What is the difference between GLM and GEE? Whats the difference between a GLM model (logistic regression) with a binary response variable which includes subject and time as covariates and the analogous GEE model which takes into account correlation between measurements at multiple time points?  
My GLM looks like:
Y(binary) ~ A + B1X1(subject id) + B2X2(time) 
              + B3X3(interesting continuous covariate)

with logit link function.
I'm looking for a simple (aimed at the social scientist) explanation of how and why time is treated differently in the two models and what the implications would be for interpretation. 
 A: There may be a better and more detailed answer out there, but I can give you some simple, quick thoughts.  It appears that you are talking about using a Generalized Linear Model (e.g., a typical logistic regression) to fit to fit data gathered from some subjects at multiple time points.  At first blush, I see two glaring problems with this approach.  

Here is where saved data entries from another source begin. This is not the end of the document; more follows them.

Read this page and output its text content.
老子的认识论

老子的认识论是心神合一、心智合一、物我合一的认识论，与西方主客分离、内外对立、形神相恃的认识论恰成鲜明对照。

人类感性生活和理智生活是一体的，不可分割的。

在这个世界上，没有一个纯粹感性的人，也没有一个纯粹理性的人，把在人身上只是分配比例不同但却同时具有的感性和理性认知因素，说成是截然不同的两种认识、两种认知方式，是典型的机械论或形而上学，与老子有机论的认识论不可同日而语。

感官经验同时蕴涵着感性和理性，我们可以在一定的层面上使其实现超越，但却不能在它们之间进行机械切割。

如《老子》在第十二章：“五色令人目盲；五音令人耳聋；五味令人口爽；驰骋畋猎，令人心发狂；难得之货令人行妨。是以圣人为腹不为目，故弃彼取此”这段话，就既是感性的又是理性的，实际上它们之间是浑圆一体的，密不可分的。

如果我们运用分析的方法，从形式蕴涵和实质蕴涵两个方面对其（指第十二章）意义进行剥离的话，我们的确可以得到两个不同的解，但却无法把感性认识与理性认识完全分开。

First, this model assumes that your data are independent given the covariates (that is, after having accounted for a dummy code for each subject, akin to an individual intercept term, and a linear time trend that is equal for everybody).  This is wildly unlikely to be true.  Instead, there will almost certainly be autocorrelations, for example, two observations of the same individual closer in time will be more similar than two observations further apart in time, even after having accounted for time.  (Although they may well be independent if you also included a subject ID x time interaction--i.e., a unique time trend for everybody--but this would exacerbate the next problem.)  
Second, you are going to burn up an enormous number of degrees of freedom estimating a parameter for each participant.  You are likely to have relatively few degrees of freedom left with which to try to accurately estimate your parameters of interest (of course, this depends on how many measurements you have per person).  
Ironically, the first problem means that your confidence intervals are too narrow, whereas the second means your CIs will be much wider than they would have been if you hadn't wasted most of your degrees of freedom.  However, I wouldn't count on these two balancing each other out.  For what it's worth, I believe that your parameter estimates would be unbiased (although I may be wrong here).  
Using the Generalized Estimating Equations is appropriate in this case.  When you fit a model using GEE, you specify a correlational structure (such as AR(1)), and it can be quite reasonable that your data are independent conditional on both your covariates and the correlation matrix you specified.  In addition, the GEE estimate the population mean association, so you needn't burn a degree of freedom for each participant--in essence you are averaging over them.  
As for the interpretation, as far as I am aware, it would be the same in both cases: given that the other factors remain constant, a one-unit change in X3 is associated with a B3 change in the log odds of 'success'.